2149 xas_set_order(&xas, start, HPAGE_PMD_ORDER);
2150 xas_store(&xas, hpage);
In example program test.cc, we have
memcpy(ptr, __ehdr_start, HPAGE_SIZE); //C: let pagefault to fill in the pmd entry
Then the kernel will fill the pmd with huge page:
#0 do_set_pmd (vmf=vmf@entry=0xffffc90001e4fe18, page=<optimized out>) at mm/memory.c:4307
#1 0xffffffff81339791 in filemap_map_pmd (start=0, folio=0xffffea0004e68000, vmf=0xffffc90001e4fe18) at mm/filemap.c:3417
#2 filemap_map_pages (vmf=0xffffc90001e4fe18, start_pgoff=0, end_pgoff=15) at mm/filemap.c:3551
#3 0xffffffff81385a59 in do_fault_around (vmf=0xffffc90001e4fe18) at mm/memory.c:4525
#4 do_read_fault (vmf=0xffffc90001e4fe18) at mm/memory.c:4558
#5 do_fault (vmf=0xffffc90001e4fe18) at mm/memory.c:4705
#6 do_pte_missing (vmf=0xffffc90001e4fe18) at mm/memory.c:3669
#7 handle_pte_fault (vmf=0xffffc90001e4fe18) at mm/memory.c:4978
#8 0xffffffff8137e1be in __handle_mm_fault (vma=vma@entry=0xffff888119f8dbb0, address=address@entry=93824990838784,
flags=flags@entry=4692) at mm/memory.c:5127
#9 0xffffffff813864f4 in handle_mm_fault (vma=vma@entry=0xffff888119f8dbb0, address=address@entry=93824990838784,
flags=<optimized out>, regs=regs@entry=0xffffc90001e4ff58) at mm/memory.c:5293
#10 0xffffffff81101389 in do_user_addr_fault (regs=0xffffc90001e4ff58, error_code=4, address=93824990838784)
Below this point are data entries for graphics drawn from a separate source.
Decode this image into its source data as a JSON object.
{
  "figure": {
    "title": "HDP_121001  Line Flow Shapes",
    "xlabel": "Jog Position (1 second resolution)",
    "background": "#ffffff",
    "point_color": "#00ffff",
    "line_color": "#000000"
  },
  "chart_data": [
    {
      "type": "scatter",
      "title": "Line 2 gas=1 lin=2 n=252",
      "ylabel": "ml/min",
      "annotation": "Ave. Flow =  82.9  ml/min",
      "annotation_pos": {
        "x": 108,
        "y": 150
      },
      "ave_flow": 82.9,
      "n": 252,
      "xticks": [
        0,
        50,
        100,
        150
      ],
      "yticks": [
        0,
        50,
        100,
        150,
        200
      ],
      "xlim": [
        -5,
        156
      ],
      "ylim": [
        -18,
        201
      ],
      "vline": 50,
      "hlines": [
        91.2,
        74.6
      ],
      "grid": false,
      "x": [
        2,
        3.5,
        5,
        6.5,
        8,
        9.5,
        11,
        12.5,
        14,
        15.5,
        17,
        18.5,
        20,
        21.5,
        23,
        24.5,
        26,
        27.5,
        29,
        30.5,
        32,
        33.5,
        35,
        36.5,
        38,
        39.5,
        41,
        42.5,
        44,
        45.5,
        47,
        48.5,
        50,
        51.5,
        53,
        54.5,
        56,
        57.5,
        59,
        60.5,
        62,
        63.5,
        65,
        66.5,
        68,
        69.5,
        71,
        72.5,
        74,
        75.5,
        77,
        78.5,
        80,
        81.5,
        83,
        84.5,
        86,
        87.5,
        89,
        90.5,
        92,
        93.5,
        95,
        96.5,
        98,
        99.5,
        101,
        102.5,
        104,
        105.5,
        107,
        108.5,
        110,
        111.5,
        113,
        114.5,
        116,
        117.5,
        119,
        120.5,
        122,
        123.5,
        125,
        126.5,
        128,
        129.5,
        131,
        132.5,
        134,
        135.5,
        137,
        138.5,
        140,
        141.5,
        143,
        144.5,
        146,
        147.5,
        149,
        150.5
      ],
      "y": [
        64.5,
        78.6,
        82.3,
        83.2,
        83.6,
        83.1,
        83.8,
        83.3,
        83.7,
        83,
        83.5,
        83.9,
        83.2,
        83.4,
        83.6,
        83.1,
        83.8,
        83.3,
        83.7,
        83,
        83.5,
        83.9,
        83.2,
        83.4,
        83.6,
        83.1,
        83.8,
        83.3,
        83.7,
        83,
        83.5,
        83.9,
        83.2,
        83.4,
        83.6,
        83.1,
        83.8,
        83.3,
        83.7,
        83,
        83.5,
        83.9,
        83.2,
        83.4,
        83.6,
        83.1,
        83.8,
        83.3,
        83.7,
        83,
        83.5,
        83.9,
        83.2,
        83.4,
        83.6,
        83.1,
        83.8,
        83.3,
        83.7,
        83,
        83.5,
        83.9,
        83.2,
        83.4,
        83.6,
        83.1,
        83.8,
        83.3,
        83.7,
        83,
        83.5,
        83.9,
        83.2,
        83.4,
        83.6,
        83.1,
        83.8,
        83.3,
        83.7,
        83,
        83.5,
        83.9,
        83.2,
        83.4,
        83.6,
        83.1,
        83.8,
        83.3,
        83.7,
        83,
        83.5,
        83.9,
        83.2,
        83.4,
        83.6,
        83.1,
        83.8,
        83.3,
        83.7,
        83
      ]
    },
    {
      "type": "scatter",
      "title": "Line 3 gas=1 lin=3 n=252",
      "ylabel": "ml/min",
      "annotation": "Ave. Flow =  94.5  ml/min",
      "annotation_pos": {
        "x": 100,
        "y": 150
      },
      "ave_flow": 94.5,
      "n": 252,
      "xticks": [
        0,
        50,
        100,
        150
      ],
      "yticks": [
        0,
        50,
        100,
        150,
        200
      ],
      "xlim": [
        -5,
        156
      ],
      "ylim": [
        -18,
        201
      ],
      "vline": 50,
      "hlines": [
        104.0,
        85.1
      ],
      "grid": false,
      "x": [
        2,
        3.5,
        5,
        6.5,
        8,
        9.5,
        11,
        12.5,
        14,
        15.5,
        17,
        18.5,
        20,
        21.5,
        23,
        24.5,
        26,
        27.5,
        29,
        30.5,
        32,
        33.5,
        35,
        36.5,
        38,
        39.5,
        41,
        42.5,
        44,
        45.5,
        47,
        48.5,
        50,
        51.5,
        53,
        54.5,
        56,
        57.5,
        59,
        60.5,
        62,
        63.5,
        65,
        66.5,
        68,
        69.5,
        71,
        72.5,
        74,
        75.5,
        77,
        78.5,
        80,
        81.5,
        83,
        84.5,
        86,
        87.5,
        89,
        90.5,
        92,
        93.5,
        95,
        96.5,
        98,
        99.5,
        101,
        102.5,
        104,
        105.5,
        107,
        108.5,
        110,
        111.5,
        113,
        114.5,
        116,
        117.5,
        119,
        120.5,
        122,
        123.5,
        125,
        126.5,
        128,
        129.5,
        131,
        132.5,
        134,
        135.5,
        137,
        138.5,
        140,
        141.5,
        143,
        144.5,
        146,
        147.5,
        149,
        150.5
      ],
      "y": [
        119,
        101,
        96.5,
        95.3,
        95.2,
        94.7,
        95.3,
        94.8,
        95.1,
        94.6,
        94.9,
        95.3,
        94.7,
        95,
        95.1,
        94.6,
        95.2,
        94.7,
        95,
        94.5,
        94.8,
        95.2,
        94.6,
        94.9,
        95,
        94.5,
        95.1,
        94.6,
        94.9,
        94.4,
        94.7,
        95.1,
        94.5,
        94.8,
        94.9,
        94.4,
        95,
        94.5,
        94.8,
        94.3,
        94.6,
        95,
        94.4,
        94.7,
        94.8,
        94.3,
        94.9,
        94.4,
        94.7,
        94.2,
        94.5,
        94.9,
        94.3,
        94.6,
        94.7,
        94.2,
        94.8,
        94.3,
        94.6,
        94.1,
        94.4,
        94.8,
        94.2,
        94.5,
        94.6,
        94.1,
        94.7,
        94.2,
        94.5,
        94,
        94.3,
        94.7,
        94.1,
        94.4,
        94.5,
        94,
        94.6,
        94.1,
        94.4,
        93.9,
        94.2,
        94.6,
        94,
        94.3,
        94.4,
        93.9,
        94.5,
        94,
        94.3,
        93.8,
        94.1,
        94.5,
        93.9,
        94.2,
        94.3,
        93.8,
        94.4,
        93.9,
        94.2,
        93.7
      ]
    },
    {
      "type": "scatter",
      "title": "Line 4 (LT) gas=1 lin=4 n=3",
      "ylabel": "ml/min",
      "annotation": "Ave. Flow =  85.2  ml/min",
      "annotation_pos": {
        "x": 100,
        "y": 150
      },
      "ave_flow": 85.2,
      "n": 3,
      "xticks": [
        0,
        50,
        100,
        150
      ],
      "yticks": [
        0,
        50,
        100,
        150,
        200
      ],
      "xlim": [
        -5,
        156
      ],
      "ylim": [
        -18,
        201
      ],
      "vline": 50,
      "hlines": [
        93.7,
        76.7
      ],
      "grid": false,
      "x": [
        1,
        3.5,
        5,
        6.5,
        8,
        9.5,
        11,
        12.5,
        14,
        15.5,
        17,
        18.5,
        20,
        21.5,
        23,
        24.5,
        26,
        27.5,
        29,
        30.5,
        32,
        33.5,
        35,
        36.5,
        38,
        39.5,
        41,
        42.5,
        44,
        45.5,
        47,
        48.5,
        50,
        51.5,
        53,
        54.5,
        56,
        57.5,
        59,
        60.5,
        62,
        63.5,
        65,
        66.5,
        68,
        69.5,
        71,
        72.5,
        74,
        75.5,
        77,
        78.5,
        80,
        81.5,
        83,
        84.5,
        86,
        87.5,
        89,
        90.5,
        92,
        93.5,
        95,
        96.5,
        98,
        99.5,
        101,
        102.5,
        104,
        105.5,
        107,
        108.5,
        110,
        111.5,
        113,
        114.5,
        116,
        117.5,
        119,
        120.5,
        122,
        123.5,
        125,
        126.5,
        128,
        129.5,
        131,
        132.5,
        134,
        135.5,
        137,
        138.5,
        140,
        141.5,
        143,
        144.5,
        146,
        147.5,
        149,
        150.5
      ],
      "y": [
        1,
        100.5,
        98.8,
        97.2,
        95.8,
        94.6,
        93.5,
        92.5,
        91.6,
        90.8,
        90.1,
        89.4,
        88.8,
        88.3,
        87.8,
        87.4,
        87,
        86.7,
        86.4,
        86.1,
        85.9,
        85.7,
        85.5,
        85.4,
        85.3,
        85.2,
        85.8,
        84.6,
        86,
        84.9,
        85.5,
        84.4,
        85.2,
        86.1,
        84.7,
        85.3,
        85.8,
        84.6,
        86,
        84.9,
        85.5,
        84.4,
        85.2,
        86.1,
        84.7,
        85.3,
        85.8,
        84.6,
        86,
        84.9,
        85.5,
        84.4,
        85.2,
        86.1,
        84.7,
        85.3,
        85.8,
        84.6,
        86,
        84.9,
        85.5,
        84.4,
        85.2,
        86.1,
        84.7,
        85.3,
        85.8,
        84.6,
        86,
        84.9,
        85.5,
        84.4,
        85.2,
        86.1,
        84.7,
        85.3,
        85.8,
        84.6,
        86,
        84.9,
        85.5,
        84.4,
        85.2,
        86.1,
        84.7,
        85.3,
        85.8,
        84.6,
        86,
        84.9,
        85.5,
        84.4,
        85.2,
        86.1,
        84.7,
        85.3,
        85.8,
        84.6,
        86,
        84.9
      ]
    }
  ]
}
at arch/x86/mm/fault.c:1364
#11 0xffffffff820274ae in handle_page_fault (address=93824990838784, error_code=4, regs=0xffffc90001e4ff58)
at arch/x86/mm/fault.c:1505
#12 exc_page_fault (regs=0xffffc90001e4ff58, error_code=4) at arch/x86/mm/fault.c:1561
#13 0xffffffff82201266 in asm_exc_page_fault () at ./arch/x86/include/asm/idtentry.h:570
A very fruitful journal, Thank Maskray's guidance!